Lula Bia is one of the hundreds of thousands of survivors of American soldiers fallen in war, parents, spouses and children. They are honored as Gold Star families, a formal designation by the U.S. military since before World War II, but they are often overlooked in the celebration of American veterans. Yet their sacrifice also will be remembered when the National Native American Veterans Memorial is dedicated on the NMAI grounds in November 2022. In the words of the English poet John Milton, “They also serve who only stand and wait.”
As for so many, Lula Bia’s story was one of waiting for information. “Ten days later, I got a telegram confirming he died of a gunshot wound on June 6, 1968, in an ambush in Saber, South Vietnam, Thừa Thiên Huế Province,” she said. “When his body came back, his remains were put in a plastic bag with his uniform over it. They recommended we keep the casket closed so none of us ever saw him. I was 20, and I had to focus on the well-being of my baby, so I followed our traditional Navajo beliefs not to view death while pregnant.”
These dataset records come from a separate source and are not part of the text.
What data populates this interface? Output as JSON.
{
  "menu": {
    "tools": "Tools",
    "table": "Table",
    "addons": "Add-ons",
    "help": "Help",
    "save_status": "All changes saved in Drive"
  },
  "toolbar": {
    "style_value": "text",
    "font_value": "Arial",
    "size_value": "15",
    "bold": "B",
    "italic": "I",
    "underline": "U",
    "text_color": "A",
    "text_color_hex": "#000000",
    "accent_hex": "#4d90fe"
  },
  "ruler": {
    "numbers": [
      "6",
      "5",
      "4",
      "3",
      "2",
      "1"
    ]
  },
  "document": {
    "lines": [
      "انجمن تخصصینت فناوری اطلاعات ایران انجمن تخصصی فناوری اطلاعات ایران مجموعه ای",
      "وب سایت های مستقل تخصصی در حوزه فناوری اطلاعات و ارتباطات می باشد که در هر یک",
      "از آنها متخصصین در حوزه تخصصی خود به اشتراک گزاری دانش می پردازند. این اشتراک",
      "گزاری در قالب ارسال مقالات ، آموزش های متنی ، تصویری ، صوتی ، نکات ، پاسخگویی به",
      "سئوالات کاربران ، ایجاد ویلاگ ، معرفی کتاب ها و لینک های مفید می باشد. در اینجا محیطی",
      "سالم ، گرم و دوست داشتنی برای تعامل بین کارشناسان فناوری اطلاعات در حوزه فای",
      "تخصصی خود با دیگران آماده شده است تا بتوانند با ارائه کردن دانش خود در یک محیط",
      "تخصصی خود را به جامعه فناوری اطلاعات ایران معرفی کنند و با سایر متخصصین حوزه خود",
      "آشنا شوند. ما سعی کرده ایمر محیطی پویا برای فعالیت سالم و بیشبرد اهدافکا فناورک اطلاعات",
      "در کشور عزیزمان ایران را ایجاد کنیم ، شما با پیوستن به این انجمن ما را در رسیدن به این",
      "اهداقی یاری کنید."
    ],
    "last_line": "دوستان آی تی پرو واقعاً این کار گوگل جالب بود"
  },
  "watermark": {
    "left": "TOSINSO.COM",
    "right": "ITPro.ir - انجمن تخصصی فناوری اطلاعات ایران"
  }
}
Michael Bia Jr. was born three months later. “My son never knew his father,” she said. “He grew up with a loneliness in his heart to know who he was, what he was like, what his laughter sounded like. He always yearned to know his dad, and his loss affected us every single day.”
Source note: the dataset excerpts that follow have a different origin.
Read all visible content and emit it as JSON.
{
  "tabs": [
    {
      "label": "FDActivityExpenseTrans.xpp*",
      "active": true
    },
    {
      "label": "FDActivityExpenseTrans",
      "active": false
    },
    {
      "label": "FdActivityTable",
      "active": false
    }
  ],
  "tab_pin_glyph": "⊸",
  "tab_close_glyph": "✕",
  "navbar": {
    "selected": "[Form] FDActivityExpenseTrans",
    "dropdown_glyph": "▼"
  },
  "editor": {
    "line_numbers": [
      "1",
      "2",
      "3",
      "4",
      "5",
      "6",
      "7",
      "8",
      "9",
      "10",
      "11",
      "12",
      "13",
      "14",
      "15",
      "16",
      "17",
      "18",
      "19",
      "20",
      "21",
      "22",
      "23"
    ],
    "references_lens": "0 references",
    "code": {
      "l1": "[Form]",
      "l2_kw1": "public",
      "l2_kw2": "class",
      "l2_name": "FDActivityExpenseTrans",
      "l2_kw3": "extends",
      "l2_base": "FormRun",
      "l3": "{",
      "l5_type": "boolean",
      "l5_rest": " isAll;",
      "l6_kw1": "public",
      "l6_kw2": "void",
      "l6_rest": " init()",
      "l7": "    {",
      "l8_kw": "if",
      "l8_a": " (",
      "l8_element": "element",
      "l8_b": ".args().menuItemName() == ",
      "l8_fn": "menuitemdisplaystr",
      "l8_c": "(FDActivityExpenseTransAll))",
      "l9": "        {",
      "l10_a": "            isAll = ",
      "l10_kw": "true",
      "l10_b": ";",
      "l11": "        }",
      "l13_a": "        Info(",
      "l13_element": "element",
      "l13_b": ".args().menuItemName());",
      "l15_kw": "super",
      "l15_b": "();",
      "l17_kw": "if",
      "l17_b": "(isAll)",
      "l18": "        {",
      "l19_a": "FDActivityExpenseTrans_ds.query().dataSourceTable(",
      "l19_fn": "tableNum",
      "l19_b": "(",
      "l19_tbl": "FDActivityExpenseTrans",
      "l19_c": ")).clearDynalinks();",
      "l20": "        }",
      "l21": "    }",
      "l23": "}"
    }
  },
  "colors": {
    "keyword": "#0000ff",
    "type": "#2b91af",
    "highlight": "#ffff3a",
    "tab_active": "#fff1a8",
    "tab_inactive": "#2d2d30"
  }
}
For years, Lula held out hope her husband may still be alive, that the military had made a mistake in identification. “At first it didn’t seem real. I couldn’t believe it was him,” she said. “Whenever POWs were being released, I would study the newspapers and watch TV hoping to see his face. I had such hope in my heart [that] maybe they made a mistake and he’s out there somewhere.”
Lula earned a degree in education, raised her son surrounded by loving family and taught elementary school for more than 40 years on the Navajo Nation. She never got closure for Michael’s death, nor did his family.
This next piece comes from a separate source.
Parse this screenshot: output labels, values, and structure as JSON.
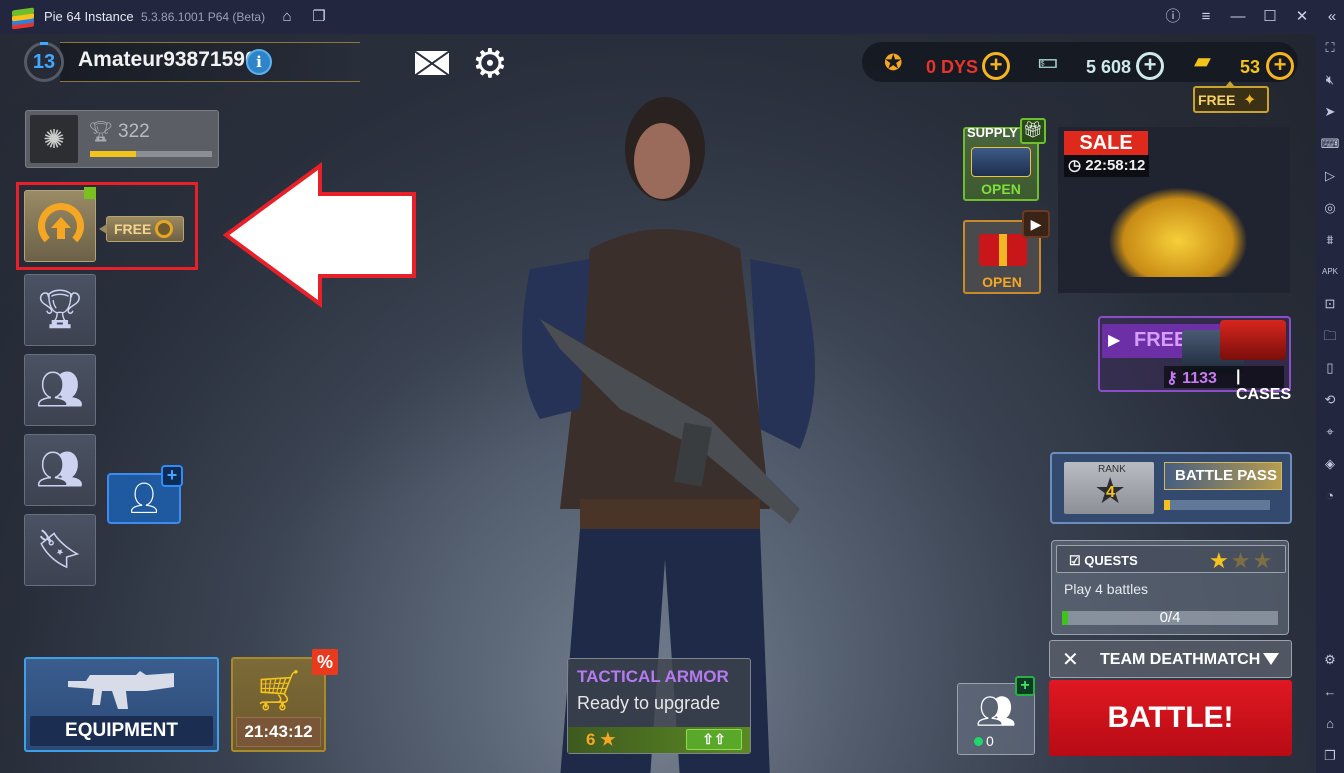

In 2008, his brother Gabriel posted a message on a Vietnam veteran’s website asking if anyone knew Michael. Three months later, he got a reply from Arthur Corley, a veteran from New Jersey who was there when Michael died. After email exchanges, Corley called Lula and wanted to meet her. “I have a story to share, but I want to do it in person,” Corley said. “Out of respect, I want to come to your home, and I’m bringing Terry Ash, Michael’s squadron leader.”
On November 11, 2009, Corley and Ash joined Lula’s family on the Navajo Nation for a Veterans Day memorial and prayer service held annually to honor all veterans. She recalled, “Terry told me what happened the night of the ambush when Michael and another young soldier, Samuel Boyd, were killed. They were guarding a naval supply area in the remote jungle where the Viet Cong were hiding. As they returned from reconnaissance that night, something didn’t feel right, and then gunfire burst out from everywhere. Michael and Samuel were in the first jeep that got hit. They said he didn’t suffer, that he died instantly.
“I knew then that it was him, that it was real. It finally brought closure and healing for me after all those years. I was so thankful they shared their story, grief and even the survivors’ guilt they felt. We all cried together and comforted each other, sharing our memories and love for Michael. The honor and respect they showed my family brought healing to us and to them.”
The morning after Veterans Day, as they prepared to depart, Corley and Ash raised Michael’s memorial flag on the flagpole in Lula’s front yard. The flag was proudly displayed in front of a warrior’s home partly paid for by Michael’s benefits. “I was so thankful for that honor,” she says. “After 52 years, he’s still the love of my life.”
Michael Howard Bia is buried at the Bia/Hicks Veterans Memorial Cemetery in Fort Defiance, Arizona—named in his honor.